Secondary negative symptoms:
Secondary symptoms, which can respond to treatment, occur in association with or result from positive symptoms, affective symptoms, medication side effects, environmental deprivation, or other treatment- or illness-related factors. For example, negative symptoms could be a secondary effect of primary positive symptoms in a patient who becomes socially withdrawn after experiencing delusions of persecution or paranoia; or diminished expression could be a coping strategy in a patient who is unable to process overwhelming external stimuli associated with psychotic episodes in schizophrenia.

Diagnosis
The diagnosis of schizophrenia is clinical; made exclusively after obtaining a full psychiatric history and excluding other causes of psychosis.

Putative disease biomarkers:
- Oculomotor abnormalities:
- Smooth pursuit eye movement alterations
- Saccadic eye movement disinhibition
- Prepulse inhibition (PPI) of startle response paradigms
- P50 auditory evoked potential: Standard auditory ‘paired stimuli’ paradigm measured with EEG-based event-related potential (ERP)
DSM-5 criteria:

Differential diagnosis:
- Substance-induced psychotic disorder
- Mood disorders with psychotic features
- Sleep-related disorders
- Delusional disorder
- Paranoid personality disorder
- Schizotypal personality disorder
- Pervasive developmental disorder
- Psychosis secondary to organic causes


Management
Although pharmacological treatments for schizophrenia can relieve psychotic symptoms, such drugs generally do not lead to substantial improvements in social, cognitive and occupational functioning. Psychosocial interventions such as cognitive–behavioural therapy, cognitive remediation and supported education and employment have added treatment value, but are inconsistently applied.

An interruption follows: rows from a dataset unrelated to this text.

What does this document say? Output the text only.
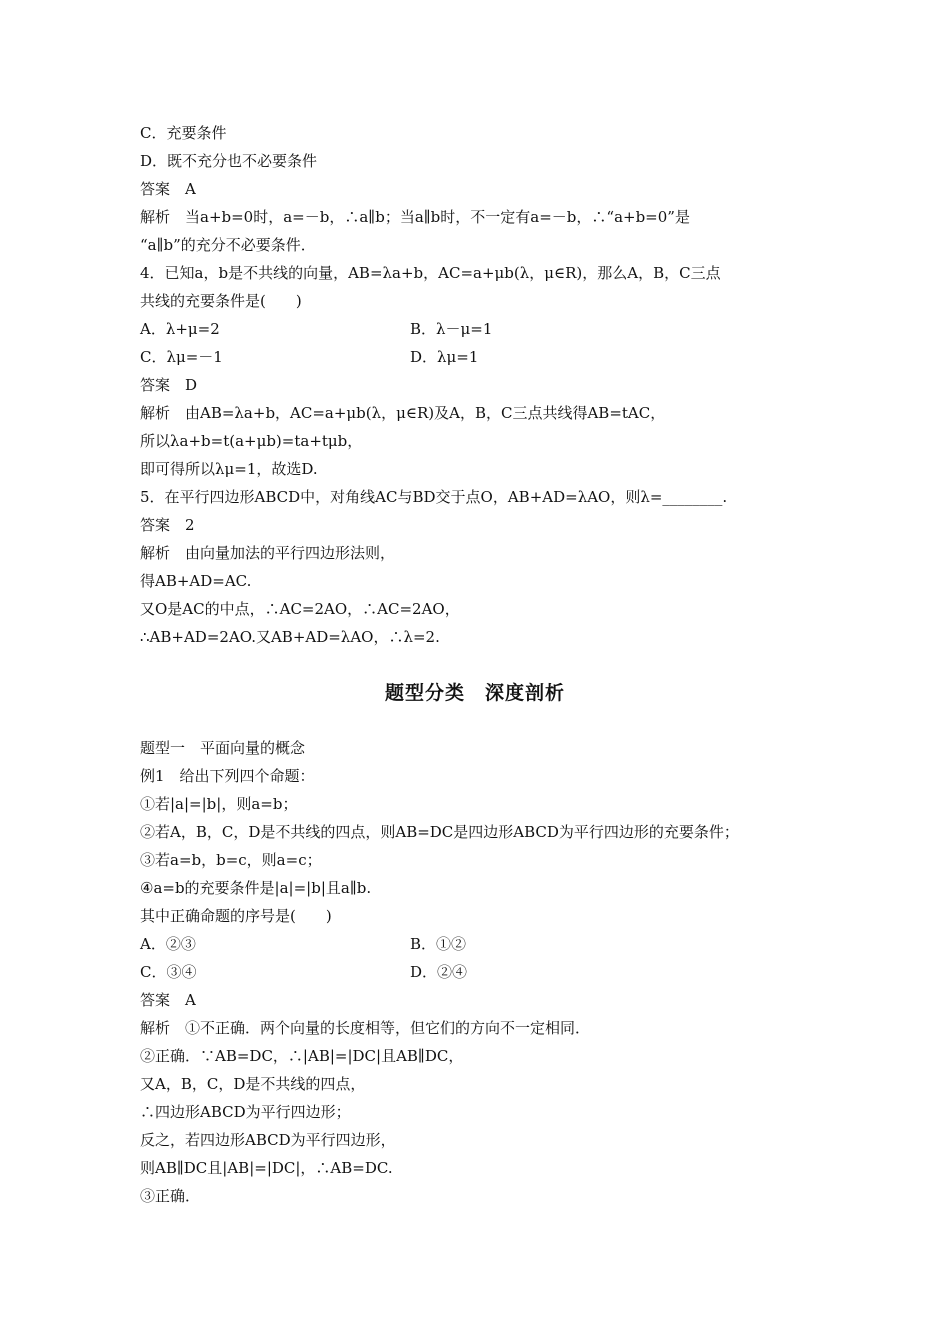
C．充要条件
D．既不充分也不必要条件
答案　A
解析　当a+b=0时，a=－b，∴a∥b；当a∥b时，不一定有a=－b，∴“a+b=0”是
“a∥b”的充分不必要条件．
4．已知a，b是不共线的向量，AB=λa+b，AC=a+μb(λ，μ∈R)，那么A，B，C三点
共线的充要条件是(　　)
A．λ+μ=2	B．λ－μ=1
C．λμ=－1	D．λμ=1
答案　D
解析　由AB=λa+b，AC=a+μb(λ，μ∈R)及A，B，C三点共线得AB=tAC，
所以λa+b=t(a+μb)=ta+tμb，
即可得所以λμ=1，故选D.
5．在平行四边形ABCD中，对角线AC与BD交于点O，AB+AD=λAO，则λ=________.
答案　2
解析　由向量加法的平行四边形法则，
得AB+AD=AC.
又O是AC的中点，∴AC=2AO，∴AC=2AO，
∴AB+AD=2AO.又AB+AD=λAO，∴λ=2.
题型分类　深度剖析
题型一　平面向量的概念
例1　给出下列四个命题：
①若|a|=|b|，则a=b；
②若A，B，C，D是不共线的四点，则AB=DC是四边形ABCD为平行四边形的充要条件；
③若a=b，b=c，则a=c；
④a=b的充要条件是|a|=|b|且a∥b.
其中正确命题的序号是(　　)
A．②③	B．①②
C．③④	D．②④
答案　A
解析　①不正确．两个向量的长度相等，但它们的方向不一定相同．
②正确．∵AB=DC，∴|AB|=|DC|且AB∥DC，
又A，B，C，D是不共线的四点，
∴四边形ABCD为平行四边形；
反之，若四边形ABCD为平行四边形，
则AB∥DC且|AB|=|DC|，∴AB=DC.
③正确．
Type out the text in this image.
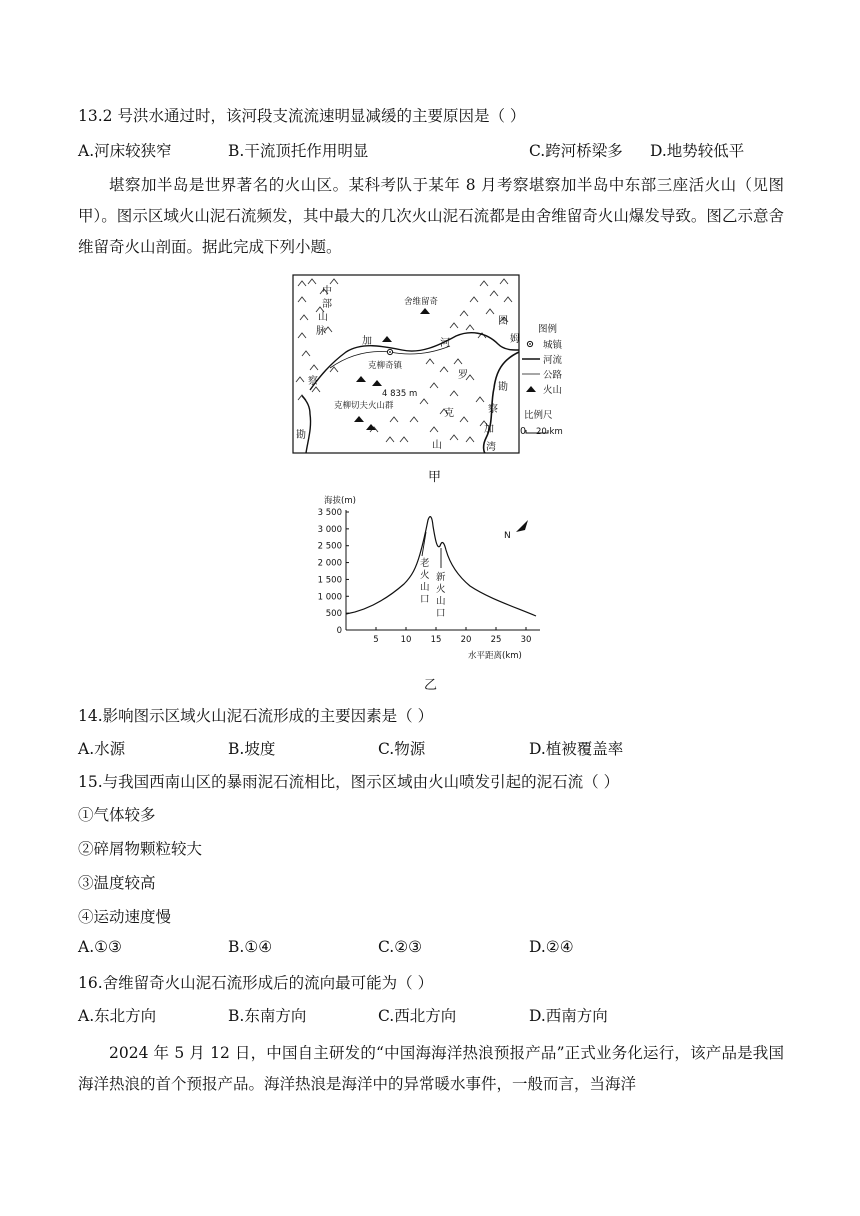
13.2 号洪水通过时，该河段支流流速明显减缓的主要原因是（ ）
A.河床较狭窄	B.干流顶托作用明显	C.跨河桥梁多 D.地势较低平
堪察加半岛是世界著名的火山区。某科考队于某年 8 月考察堪察加半岛中东部三座活火山（见图甲）。图示区域火山泥石流频发，其中最大的几次火山泥石流都是由舍维留奇火山爆发导致。图乙示意舍维留奇火山剖面。据此完成下列小题。
中
部
山
脉
舍维留奇
加	河
察
克柳奇镇
4 835 m
克柳切夫火山群
罗
克
山
图
姆
勘
察
加
湾
勘
图例
城镇
河流
公路
火山
比例尺
0 20 km
甲
海拔(m)
3 500
3 000
2 500
2 000
1 500
1 000
500
0
5	10 15 20 25 30
老
火
山
口
新
火
山
口
N
水平距离(km)
乙
14.影响图示区域火山泥石流形成的主要因素是（ ）
A.水源	B.坡度	C.物源	D.植被覆盖率
15.与我国西南山区的暴雨泥石流相比，图示区域由火山喷发引起的泥石流（ ）
①气体较多
②碎屑物颗粒较大
③温度较高
④运动速度慢
A.①③	B.①④	C.②③	D.②④
16.舍维留奇火山泥石流形成后的流向最可能为（ ）
A.东北方向	B.东南方向	C.西北方向	D.西南方向
2024 年 5 月 12 日，中国自主研发的“中国海海洋热浪预报产品”正式业务化运行，该产品是我国海洋热浪的首个预报产品。海洋热浪是海洋中的异常暖水事件，一般而言，当海洋
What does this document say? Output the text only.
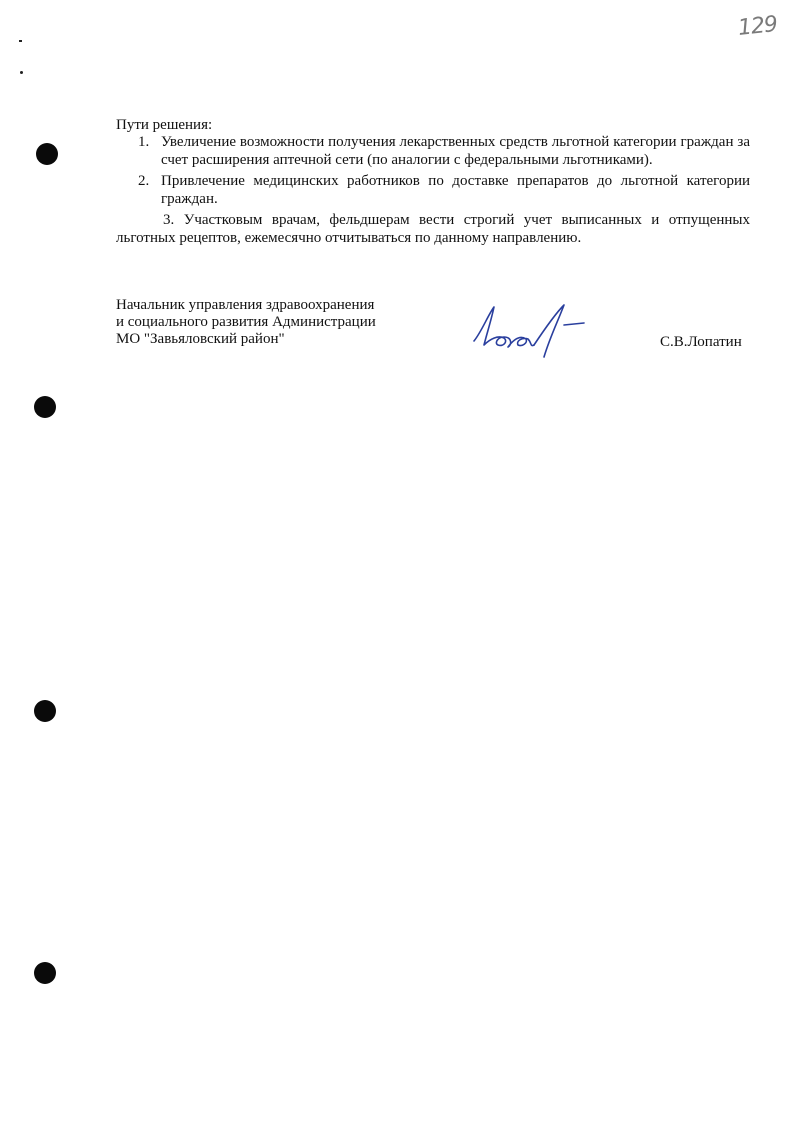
129
Пути решения:
1. Увеличение возможности получения лекарственных средств льготной категории граждан за счет расширения аптечной сети (по аналогии с федеральными льготниками).
2. Привлечение медицинских работников по доставке препаратов до льготной категории граждан.
3. Участковым врачам, фельдшерам вести строгий учет выписанных и отпущенных льготных рецептов, ежемесячно отчитываться по данному направлению.
Начальник управления здравоохранения
и социального развития Администрации
МО "Завьяловский район"	С.В.Лопатин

Pharmacotherapy: Somatic treatment
Pharmacotherapy is the mainstay of schizophrenia management, but residual symptoms may persist
- Oral second-generation antipsychotic (SGA): Aripiprazole, olanzapine, risperidone, quetiapine, asenapine, lurasidone, sertindole, ziprasidone, brexpiprazole, molindone, iloperidone, etc
- Benzodiazepine (BZD) (if needed to control behavioral disturbances and non-acute anxiety): Diazepam, clonazepam or lorazepam
- Clozapine (for resistant cases)

Nonpharmacological Therapy
Psychotherapeutic approaches may be divided into three categories: individual, group, and cognitive behavioral. Nonpharmacological treatments should be used as an addition to medications, not as a substitute for them.